How hard can it be???!!!

Posted in Riffs and Rants at 12:35 am by ang

When standing in line to order food, like a long time – say five or ten minutes, how hard can it be to perhaps begin to think about what you might order? You know, nothing concrete, just maybe spitball a few ideas so that when you actually get to the counter, you don’t just stand there like some gormless git trying to figure out what you’re going to eat while the rest of us – those unlucky few in line behind you – stand waiting, imprisoned by your indecision and general lack of a clue.
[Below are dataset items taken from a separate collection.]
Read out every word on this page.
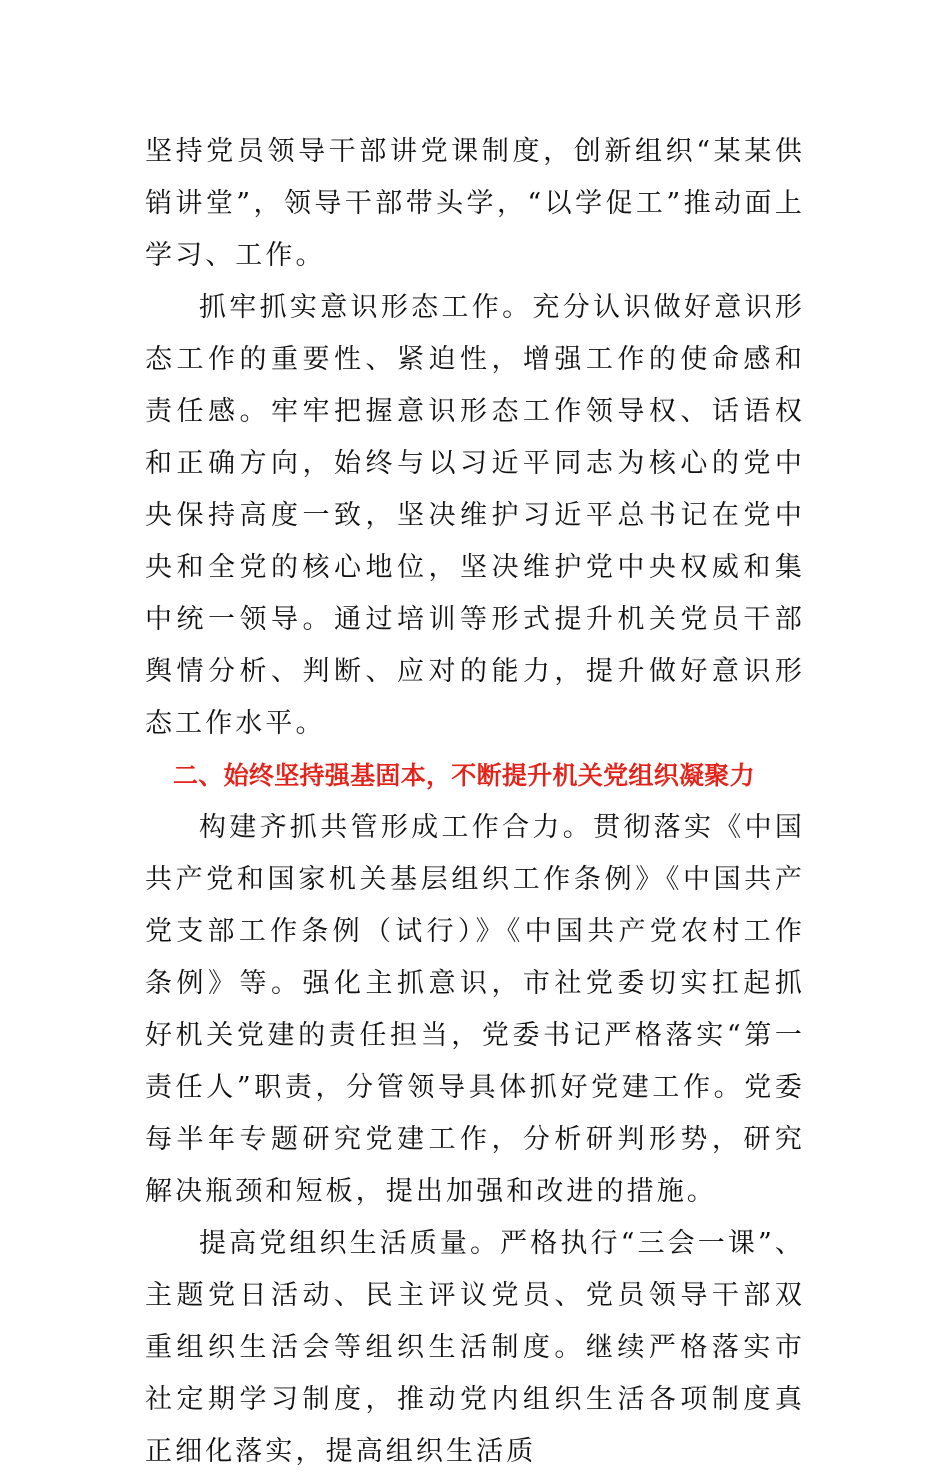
坚持党员领导干部讲党课制度，创新组织“某某供销讲堂”，领导干部带头学，“以学促工”推动面上学习、工作。

抓牢抓实意识形态工作。充分认识做好意识形态工作的重要性、紧迫性，增强工作的使命感和责任感。牢牢把握意识形态工作领导权、话语权和正确方向，始终与以习近平同志为核心的党中央保持高度一致，坚决维护习近平总书记在党中央和全党的核心地位，坚决维护党中央权威和集中统一领导。通过培训等形式提升机关党员干部舆情分析、判断、应对的能力，提升做好意识形态工作水平。

二、始终坚持强基固本，不断提升机关党组织凝聚力

构建齐抓共管形成工作合力。贯彻落实《中国共产党和国家机关基层组织工作条例》《中国共产党支部工作条例（试行）》《中国共产党农村工作条例》等。强化主抓意识，市社党委切实扛起抓好机关党建的责任担当，党委书记严格落实“第一责任人”职责，分管领导具体抓好党建工作。党委每半年专题研究党建工作，分析研判形势，研究解决瓶颈和短板，提出加强和改进的措施。

提高党组织生活质量。严格执行“三会一课”、主题党日活动、民主评议党员、党员领导干部双重组织生活会等组织生活制度。继续严格落实市社定期学习制度，推动党内组织生活各项制度真正细化落实，提高组织生活质
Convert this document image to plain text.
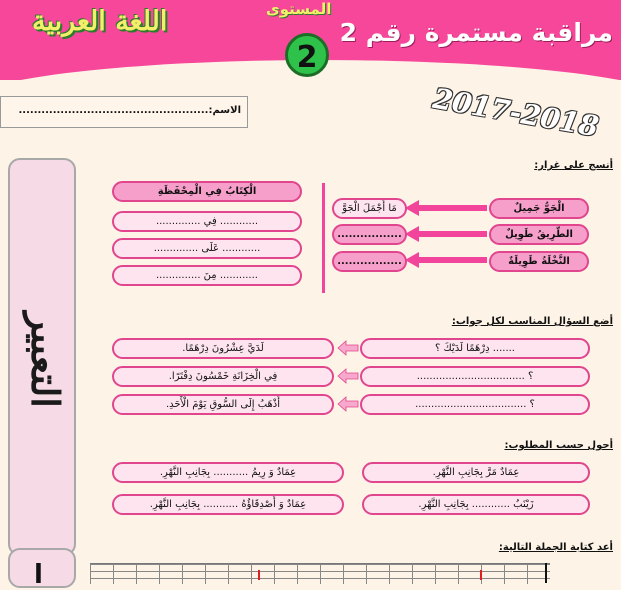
مراقبة مستمرة رقم 2
اللغة العربية	المستوى
2
2017-2018
الاسم:..................................................
التعبير
ا
أنسج على غرار:
الْجَوُّ جَمِيلٌ
الطَّرِيقُ طَوِيلٌ
النَّخْلَةُ طَوِيلَةٌ
مَا أَجْمَلَ الْجَوَّ
.................
.................
الْكِتَابُ فِي الْمِحْفَظَةِ
............ فِي ..............
............ عَلَى ..............
............ مِنَ ..............
أضع السؤال المناسب لكل جواب:
....... دِرْهَمًا لَدَيْكَ ؟
؟ ..................................
؟ ...................................
لَدَيَّ عِشْرُونَ دِرْهَمًا.
فِي الْخِزَانَةِ خَمْسُونَ دِفْتَرًا.
أَذْهَبُ إِلَى السُّوقِ يَوْمَ الْأَحَدِ.
أحول حسب المطلوب:
عِمَادٌ مَرَّ بِجَانِبِ النَّهْرِ.
زَيْنَبُ ............ بِجَانِبِ النَّهْرِ.
عِمَادٌ وَ رِيمُ ........... بِجَانِبِ النَّهْرِ.
عِمَادٌ وَ أَصْدِقَاؤُهُ ........... بِجَانِبِ النَّهْرِ.
أعد كتابة الجملة التالية:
When walking through a crowded venue – perhaps a mall or amusement park – and suddenly plagued with an original idea, stray thought or change of mind, how hard can it be not to come to a dead stop in your tracks, and thus avoid becoming an instantaneous and uninvited obstacle for every other person around you? I suggest phasing out of the flow of traffic or simply pulling over. Just don’t advertise your witlessness!!!

And finally, when operating a vehicle in or around the city of Houston, how hard can it be not to drive like a jackass???

Or maybe it’s harder than I think…

02.01.06

Meet the Pixies!

Posted in Pixie Tales at 3:10 am by ang

My children, delightful sprites that they are, have already become clearly vocationally committed – even at the tender ages of 5 and nearly 3. The eldest is bucking for a career in the monarchy. She is polishing her imperialistic attitude, honing her sense of command, and just generally enjoying being bossy. Meanwhile, her younger sister is hoping to represent the United States in this year’s Olympics, competing in both the “annoying” and “pesky” events. (The French have traditionally had a lock on “pesky,” so she’s got some work ahead of her.) But the Squidge is spectacularly adroit at finding even the most carefully hidden of buttons and, with great aplomb and abandon, pushing the ever-loving $%&! out of them.

All of this focused and labored work toward what I’m sure will be an eventual livelihood for both of my daughters is not, however, creating an ideal home environment for their mother. Even now as I type, the tiny nerves toward the base of my skull are being lovingly massaged by the dulcet tones of their heartwarming conversation:

Cheeks: STOP IT!!

Squidge: NO!!!

Now repeat these two lines of dialogue over and over again until you can just feel the edges of your face beginning to melt. Can you feel it yet? Okay, then, welcome to my life!!